Chairman of the Boston School Committee
- In office 1970
- Preceded by: John J. Kerrigan
- Succeeded by: Paul Tierney
- In office 1962
- Preceded by: Madeleine Reilly
- Succeeded by: Louise Day Hicks
- In office 1956
- Preceded by: Mary K. Fitzgerald
- Succeeded by: John P. McMorrow

Personal details
- Born: 1901 Boston
- Died: November 6, 1991 (aged 90) Boston
- Party: Democratic Party
- Spouse(s): Kathleen Nolan (?-1951; her death) Ariel Foley Duff (1960-1991; his death)
- Parent: Joseph Lee (father);
- Alma mater: Harvard College

= Joseph Lee (American politician) =

American politician

Joseph Lee (1901-1991) was an American politician who served ten terms on the Boston School Committee.

==Early life==
Lee was born in 1901 in Boston. His father, Joseph Lee, was a recreation advocate and Boston School Committee member known as the "father of the American playground". His grandfather, was a founder of Lee, Higginson & Co. He graduated from Harvard College in 1922 and then attended the University of Texas. After graduating, Lee worked on a ranch in Wyoming, the Fore River Shipyard in Massachusetts, and was a reporter for the Boston Post. He also worked for fourteen years as a freelance writer. During World War I he served in the United States Marines.

==Political career==
===Early school committee years===
In 1937, Lee was elected to the Boston School Committee. He was reelected in 1939. During his first stint on the committee, Lee was credited with introducing 7th, 8th and 9th grade economics courses. He attempted to eliminate Latin and foreign language courses, stating that "only modern language of today is the language of economics." In 1940, he stated that a proposed pay increase for female teachers would "encourage birth control and race suicide."

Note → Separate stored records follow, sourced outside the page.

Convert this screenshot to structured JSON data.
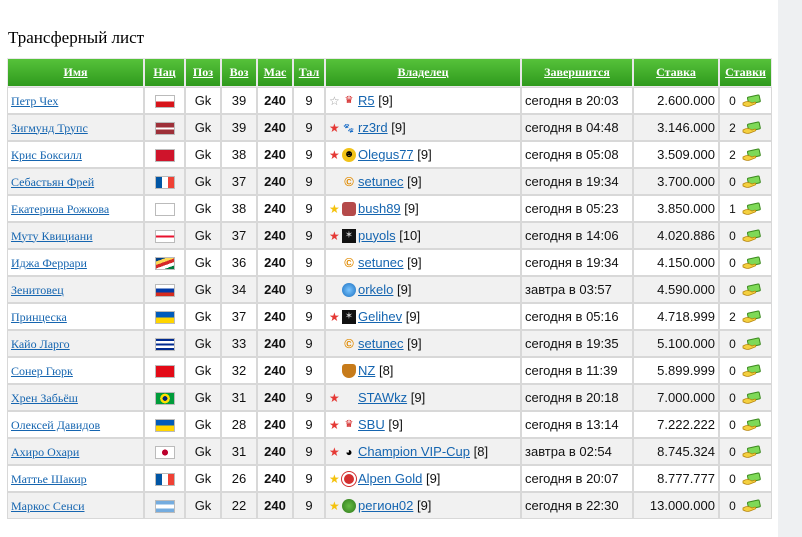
{
  "page": {
    "title": "Трансферный лист"
  },
  "table": {
    "headers": {
      "name": "Имя",
      "nat": "Нац",
      "pos": "Поз",
      "age": "Воз",
      "mas": "Мас",
      "tal": "Тал",
      "owner": "Владелец",
      "ends": "Завершится",
      "bid": "Ставка",
      "bids": "Ставки"
    },
    "rows": [
      {
        "name": "Петр Чех",
        "flag": "czech",
        "pos": "Gk",
        "age": "39",
        "mas": "240",
        "tal": "9",
        "star": "gray",
        "badge": "crown",
        "owner": "R5",
        "owner_level": "[9]",
        "ends": "сегодня в 20:03",
        "bid": "2.600.000",
        "count": "0"
      },
      {
        "name": "Зигмунд Трупс",
        "flag": "latvia",
        "pos": "Gk",
        "age": "39",
        "mas": "240",
        "tal": "9",
        "star": "red",
        "badge": "panther",
        "owner": "rz3rd",
        "owner_level": "[9]",
        "ends": "сегодня в 04:48",
        "bid": "3.146.000",
        "count": "2"
      },
      {
        "name": "Крис Боксилл",
        "flag": "bermuda",
        "pos": "Gk",
        "age": "38",
        "mas": "240",
        "tal": "9",
        "star": "red",
        "badge": "smiley",
        "owner": "Olegus77",
        "owner_level": "[9]",
        "ends": "сегодня в 05:08",
        "bid": "3.509.000",
        "count": "2"
      },
      {
        "name": "Себастьян Фрей",
        "flag": "france",
        "pos": "Gk",
        "age": "37",
        "mas": "240",
        "tal": "9",
        "star": "",
        "badge": "copyright",
        "owner": "setunec",
        "owner_level": "[9]",
        "ends": "сегодня в 19:34",
        "bid": "3.700.000",
        "count": "0"
      },
      {
        "name": "Екатерина Рожкова",
        "flag": "blank",
        "pos": "Gk",
        "age": "38",
        "mas": "240",
        "tal": "9",
        "star": "yellow",
        "badge": "gloves",
        "owner": "bush89",
        "owner_level": "[9]",
        "ends": "сегодня в 05:23",
        "bid": "3.850.000",
        "count": "1"
      },
      {
        "name": "Муту Квициани",
        "flag": "georgia",
        "pos": "Gk",
        "age": "37",
        "mas": "240",
        "tal": "9",
        "star": "red",
        "badge": "dark",
        "owner": "puyols",
        "owner_level": "[10]",
        "ends": "сегодня в 14:06",
        "bid": "4.020.886",
        "count": "0"
      },
      {
        "name": "Иджа Феррари",
        "flag": "seychelles",
        "pos": "Gk",
        "age": "36",
        "mas": "240",
        "tal": "9",
        "star": "",
        "badge": "copyright",
        "owner": "setunec",
        "owner_level": "[9]",
        "ends": "сегодня в 19:34",
        "bid": "4.150.000",
        "count": "0"
      },
      {
        "name": "Зенитовец",
        "flag": "russia",
        "pos": "Gk",
        "age": "34",
        "mas": "240",
        "tal": "9",
        "star": "",
        "badge": "globe",
        "owner": "orkelo",
        "owner_level": "[9]",
        "ends": "завтра в 03:57",
        "bid": "4.590.000",
        "count": "0"
      },
      {
        "name": "Принцеска",
        "flag": "ukraine",
        "pos": "Gk",
        "age": "37",
        "mas": "240",
        "tal": "9",
        "star": "red",
        "badge": "dark",
        "owner": "Gelihev",
        "owner_level": "[9]",
        "ends": "сегодня в 05:16",
        "bid": "4.718.999",
        "count": "2"
      },
      {
        "name": "Кайо Ларго",
        "flag": "cuba",
        "pos": "Gk",
        "age": "33",
        "mas": "240",
        "tal": "9",
        "star": "",
        "badge": "copyright",
        "owner": "setunec",
        "owner_level": "[9]",
        "ends": "сегодня в 19:35",
        "bid": "5.100.000",
        "count": "0"
      },
      {
        "name": "Сонер Гюрк",
        "flag": "turkey",
        "pos": "Gk",
        "age": "32",
        "mas": "240",
        "tal": "9",
        "star": "",
        "badge": "shield",
        "owner": "NZ",
        "owner_level": "[8]",
        "ends": "сегодня в 11:39",
        "bid": "5.899.999",
        "count": "0"
      },
      {
        "name": "Хрен Забьёш",
        "flag": "brazil",
        "pos": "Gk",
        "age": "31",
        "mas": "240",
        "tal": "9",
        "star": "red",
        "badge": "blank",
        "owner": "STAWkz",
        "owner_level": "[9]",
        "ends": "сегодня в 20:18",
        "bid": "7.000.000",
        "count": "0"
      },
      {
        "name": "Олексей Давидов",
        "flag": "ukraine",
        "pos": "Gk",
        "age": "28",
        "mas": "240",
        "tal": "9",
        "star": "red",
        "badge": "crown",
        "owner": "SBU",
        "owner_level": "[9]",
        "ends": "сегодня в 13:14",
        "bid": "7.222.222",
        "count": "0"
      },
      {
        "name": "Ахиро Охари",
        "flag": "japan",
        "pos": "Gk",
        "age": "31",
        "mas": "240",
        "tal": "9",
        "star": "red",
        "badge": "panda",
        "owner": "Champion VIP-Cup",
        "owner_level": "[8]",
        "ends": "завтра в 02:54",
        "bid": "8.745.324",
        "count": "0"
      },
      {
        "name": "Маттье Шакир",
        "flag": "france",
        "pos": "Gk",
        "age": "26",
        "mas": "240",
        "tal": "9",
        "star": "yellow",
        "badge": "spartak",
        "owner": "Alpen Gold",
        "owner_level": "[9]",
        "ends": "сегодня в 20:07",
        "bid": "8.777.777",
        "count": "0"
      },
      {
        "name": "Маркос Сенси",
        "flag": "argentina",
        "pos": "Gk",
        "age": "22",
        "mas": "240",
        "tal": "9",
        "star": "yellow",
        "badge": "green",
        "owner": "регион02",
        "owner_level": "[9]",
        "ends": "сегодня в 22:30",
        "bid": "13.000.000",
        "count": "0"
      }
    ]
  },
  "colors": {
    "header_green": "#3fae2a",
    "mas_green": "#2e8f1c",
    "link_blue": "#1565b0"
  },
  "icons": {
    "bid_action": "green-hand-money-icon"
  }
}
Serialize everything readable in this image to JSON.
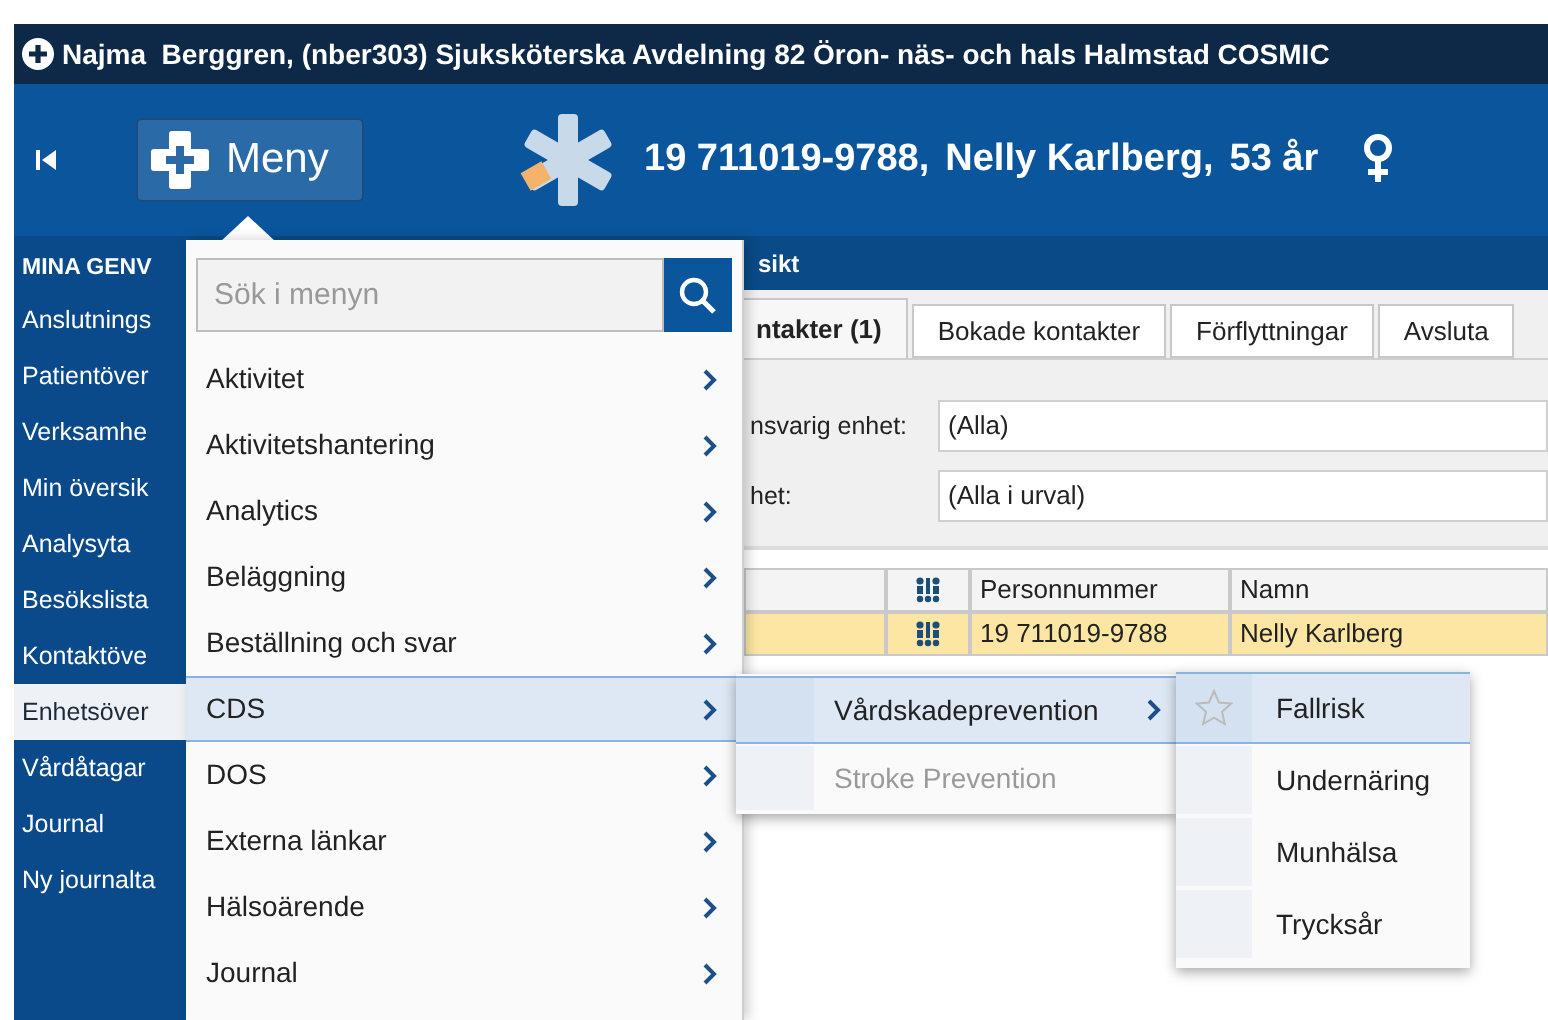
{
  "title_bar": {
    "text": "Najma  Berggren, (nber303) Sjuksköterska Avdelning 82 Öron- näs- och hals Halmstad COSMIC"
  },
  "header": {
    "menu_button": "Meny",
    "personnummer": "19 711019-9788,",
    "name": "Nelly Karlberg,",
    "age": "53 år"
  },
  "sidebar": {
    "heading": "MINA GENV",
    "items": [
      {
        "label": "Anslutnings",
        "selected": false
      },
      {
        "label": "Patientöver",
        "selected": false
      },
      {
        "label": "Verksamhe",
        "selected": false
      },
      {
        "label": "Min översik",
        "selected": false
      },
      {
        "label": "Analysyta",
        "selected": false
      },
      {
        "label": "Besökslista",
        "selected": false
      },
      {
        "label": "Kontaktöve",
        "selected": false
      },
      {
        "label": "Enhetsöver",
        "selected": true
      },
      {
        "label": "Vårdåtagar",
        "selected": false
      },
      {
        "label": "Journal",
        "selected": false
      },
      {
        "label": "Ny journalta",
        "selected": false
      }
    ]
  },
  "content": {
    "panel_title": "sikt",
    "tabs": [
      {
        "label": "ntakter (1)",
        "selected": true
      },
      {
        "label": "Bokade kontakter",
        "selected": false
      },
      {
        "label": "Förflyttningar",
        "selected": false
      },
      {
        "label": "Avsluta",
        "selected": false
      }
    ],
    "filters": [
      {
        "label": "nsvarig enhet:",
        "value": "(Alla)"
      },
      {
        "label": "het:",
        "value": "(Alla i urval)"
      }
    ],
    "table": {
      "columns": [
        {
          "kind": "empty"
        },
        {
          "kind": "icon"
        },
        {
          "kind": "text",
          "label": "Personnummer"
        },
        {
          "kind": "text",
          "label": "Namn"
        }
      ],
      "rows": [
        {
          "selected": true,
          "cells": [
            {
              "kind": "empty"
            },
            {
              "kind": "icon"
            },
            {
              "kind": "text",
              "text": "19 711019-9788"
            },
            {
              "kind": "text",
              "text": "Nelly Karlberg"
            }
          ]
        }
      ]
    }
  },
  "menu": {
    "search": {
      "placeholder": "Sök i menyn"
    },
    "items": [
      {
        "label": "Aktivitet",
        "selected": false
      },
      {
        "label": "Aktivitetshantering",
        "selected": false
      },
      {
        "label": "Analytics",
        "selected": false
      },
      {
        "label": "Beläggning",
        "selected": false
      },
      {
        "label": "Beställning och svar",
        "selected": false
      },
      {
        "label": "CDS",
        "selected": true
      },
      {
        "label": "DOS",
        "selected": false
      },
      {
        "label": "Externa länkar",
        "selected": false
      },
      {
        "label": "Hälsoärende",
        "selected": false
      },
      {
        "label": "Journal",
        "selected": false
      }
    ]
  },
  "submenu": {
    "items": [
      {
        "label": "Vårdskadeprevention",
        "selected": true,
        "disabled": false,
        "has_children": true
      },
      {
        "label": "Stroke Prevention",
        "selected": false,
        "disabled": true,
        "has_children": false
      }
    ]
  },
  "submenu_2": {
    "items": [
      {
        "label": "Fallrisk",
        "selected": true
      },
      {
        "label": "Undernäring",
        "selected": false
      },
      {
        "label": "Munhälsa",
        "selected": false
      },
      {
        "label": "Trycksår",
        "selected": false
      }
    ]
  }
}
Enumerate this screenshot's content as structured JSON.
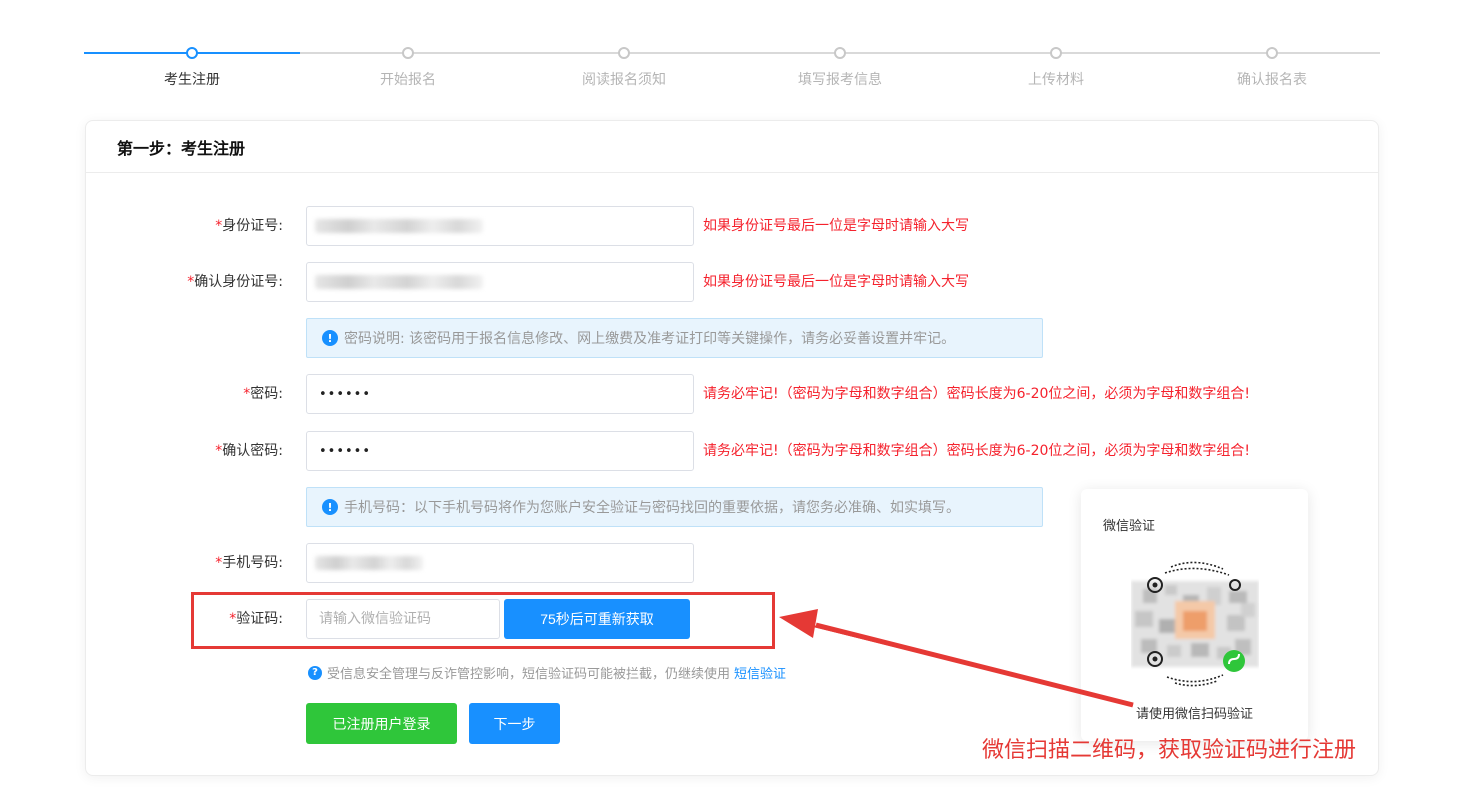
{
  "steps": [
    {
      "label": "考生注册"
    },
    {
      "label": "开始报名"
    },
    {
      "label": "阅读报名须知"
    },
    {
      "label": "填写报考信息"
    },
    {
      "label": "上传材料"
    },
    {
      "label": "确认报名表"
    }
  ],
  "card": {
    "title": "第一步：考生注册"
  },
  "form": {
    "required_mark": "*",
    "id_label": "身份证号:",
    "id_hint": "如果身份证号最后一位是字母时请输入大写",
    "confirm_id_label": "确认身份证号:",
    "confirm_id_hint": "如果身份证号最后一位是字母时请输入大写",
    "password_note": "密码说明: 该密码用于报名信息修改、网上缴费及准考证打印等关键操作，请务必妥善设置并牢记。",
    "password_label": "密码:",
    "password_value": "••••••",
    "password_hint": "请务必牢记!（密码为字母和数字组合）密码长度为6-20位之间，必须为字母和数字组合!",
    "confirm_password_label": "确认密码:",
    "confirm_password_value": "••••••",
    "confirm_password_hint": "请务必牢记!（密码为字母和数字组合）密码长度为6-20位之间，必须为字母和数字组合!",
    "phone_note": "手机号码：以下手机号码将作为您账户安全验证与密码找回的重要依据，请您务必准确、如实填写。",
    "phone_label": "手机号码:",
    "code_label": "验证码:",
    "code_placeholder": "请输入微信验证码",
    "resend_button": "75秒后可重新获取",
    "sms_tip": "受信息安全管理与反诈管控影响，短信验证码可能被拦截，仍继续使用",
    "sms_link": "短信验证",
    "login_button": "已注册用户登录",
    "next_button": "下一步"
  },
  "wechat": {
    "title": "微信验证",
    "caption": "请使用微信扫码验证"
  },
  "annotation": {
    "text": "微信扫描二维码，获取验证码进行注册"
  },
  "colors": {
    "primary": "#1890ff",
    "success": "#2fc63a",
    "danger": "#f5222d",
    "annotation": "#e53935"
  }
}
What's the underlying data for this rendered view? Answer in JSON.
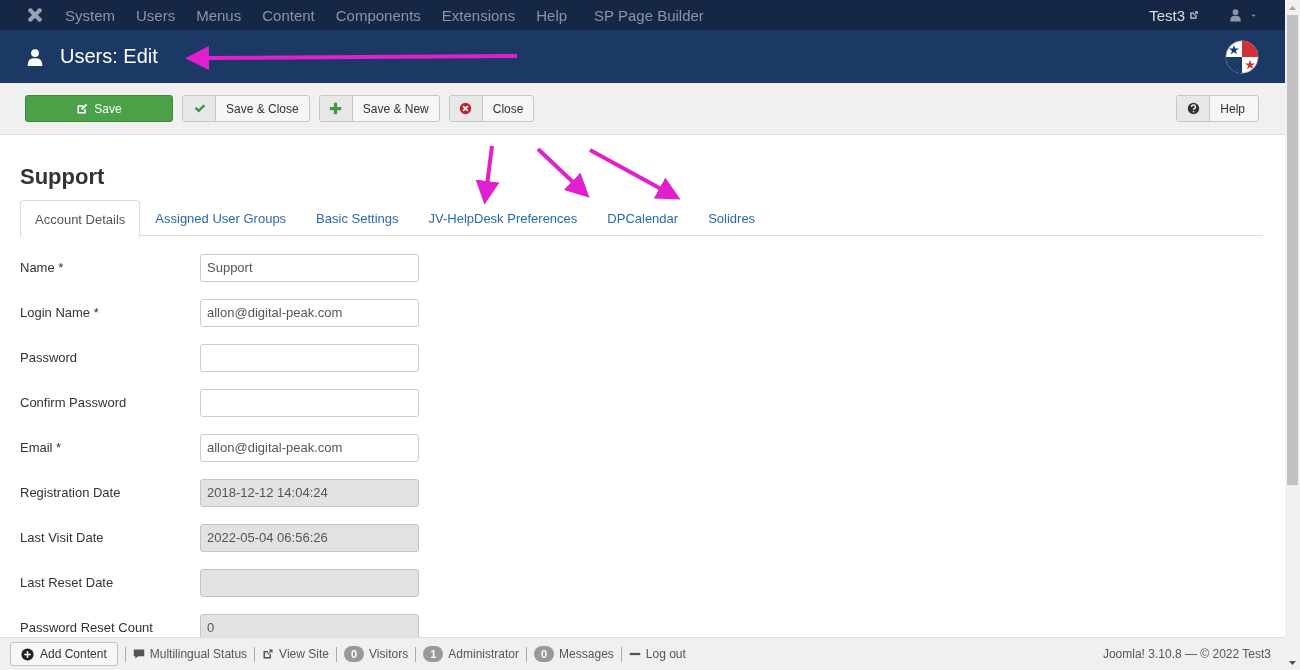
{
  "top_menu": {
    "items": [
      "System",
      "Users",
      "Menus",
      "Content",
      "Components",
      "Extensions",
      "Help",
      "SP Page Builder"
    ],
    "site_link": "Test3"
  },
  "header": {
    "title": "Users: Edit"
  },
  "toolbar": {
    "buttons": [
      {
        "label": "Save",
        "kind": "primary"
      },
      {
        "label": "Save & Close",
        "kind": "default"
      },
      {
        "label": "Save & New",
        "kind": "default"
      },
      {
        "label": "Close",
        "kind": "default"
      }
    ],
    "help": {
      "label": "Help"
    }
  },
  "page_title": "Support",
  "tabs": [
    {
      "label": "Account Details",
      "selected": true
    },
    {
      "label": "Assigned User Groups",
      "selected": false
    },
    {
      "label": "Basic Settings",
      "selected": false
    },
    {
      "label": "JV-HelpDesk Preferences",
      "selected": false
    },
    {
      "label": "DPCalendar",
      "selected": false
    },
    {
      "label": "Solidres",
      "selected": false
    }
  ],
  "fields": [
    {
      "label": "Name *",
      "value": "Support",
      "readonly": false
    },
    {
      "label": "Login Name *",
      "value": "allon@digital-peak.com",
      "readonly": false
    },
    {
      "label": "Password",
      "readonly": false
    },
    {
      "label": "Confirm Password",
      "readonly": false
    },
    {
      "label": "Email *",
      "value": "allon@digital-peak.com",
      "readonly": false
    },
    {
      "label": "Registration Date",
      "value": "2018-12-12 14:04:24",
      "readonly": true
    },
    {
      "label": "Last Visit Date",
      "value": "2022-05-04 06:56:26",
      "readonly": true
    },
    {
      "label": "Last Reset Date",
      "readonly": true
    },
    {
      "label": "Password Reset Count",
      "value": "0",
      "readonly": true
    }
  ],
  "status_bar": {
    "items": [
      {
        "kind": "button",
        "label": "Add Content"
      },
      {
        "kind": "link",
        "label": "Multilingual Status"
      },
      {
        "kind": "link",
        "label": "View Site"
      },
      {
        "kind": "badge",
        "count": "0",
        "label": "Visitors"
      },
      {
        "kind": "badge",
        "count": "1",
        "label": "Administrator"
      },
      {
        "kind": "badge",
        "count": "0",
        "label": "Messages"
      },
      {
        "kind": "link",
        "label": "Log out"
      }
    ],
    "copyright": "Joomla! 3.10.8 — © 2022 Test3"
  }
}
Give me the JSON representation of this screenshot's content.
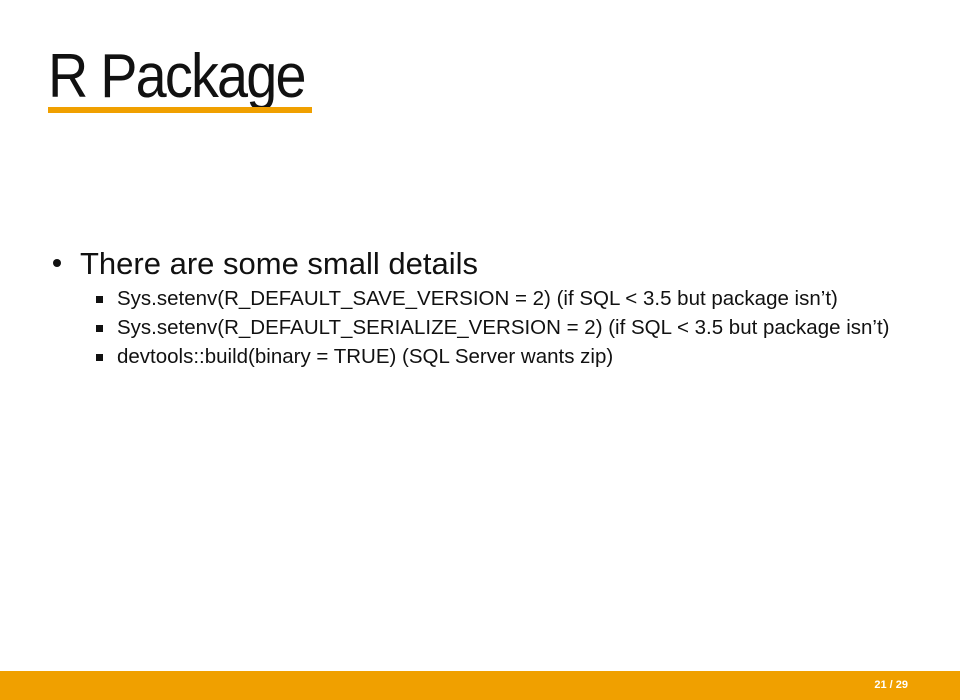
{
  "slide": {
    "title": "R Package",
    "bullets": [
      {
        "text": "There are some small details",
        "sub_bullets": [
          "Sys.setenv(R_DEFAULT_SAVE_VERSION = 2) (if SQL < 3.5 but package isn’t)",
          "Sys.setenv(R_DEFAULT_SERIALIZE_VERSION = 2) (if SQL < 3.5 but package isn’t)",
          "devtools::build(binary = TRUE) (SQL Server wants zip)"
        ]
      }
    ]
  },
  "footer": {
    "page_number": "21 / 29"
  },
  "colors": {
    "accent": "#f0a000",
    "text": "#111111",
    "background": "#ffffff"
  }
}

===Unsuccessful bids for higher office===
In 1940, Lee ran for a seat on the Massachusetts Governor's Council, but lost the Democratic primary to Daniel H. Coakley. In 1941, he ran for Mayor of Boston. He finished a distant third behind incumbent Maurice J. Tobin and former Mayor James Michael Curley, but ahead of another former Mayor, Malcolm E. Nichols. In 1942 Lee lost the Democratic primary for the United States Senate seat held by Henry Cabot Lodge Jr. He finished third in the Democratic primary behind Joseph E. Casey and John F. Fitzgerald, but ahead of Coakley. Lodge resigned in 1944, and Lee ran in the special election. He finished second in the Democratic primary with 26% to John H. Corcoran's 34%. In 1945, Lee once again an unsuccessful candidate for Mayor of Boston. The following year he lost his bid for the United States House of Representatives seat in Massachusetts' 11th Congressional district.

===Recreation advocacy===
Lee also fought for increased recreational activities for both adults and children. He campaigned for public skating on the Charles River and Jamaica Pond. He helped establish the Massachusetts Committee to Further Outdoor Recreation and the Boston Board of Recreation. During the 1940s he served as chairman of the Boston Park Commission.

===Later school committee tenure===
In 1953, Lee was once again elected to the Boston School Committee. He was reelected in 1955. In 1956 he was elected committee chairman. He lost in 1957, but returned in 1959 for the first of six consecutive terms. In 1962 and 1970 he was the committee chairman. He lost his bid for reelection in 1971, following an effort by the Boston Teachers Union to unseat him.

==Personal life and death==
Lee's first wife, Kathleen Nolan, died in 1951. In May 1960, Lee, then 59, married Ariel Foley Duff, a 26-year old widow.

Lee died on November 6, 1991, at a nursing home in Jamaica Plain.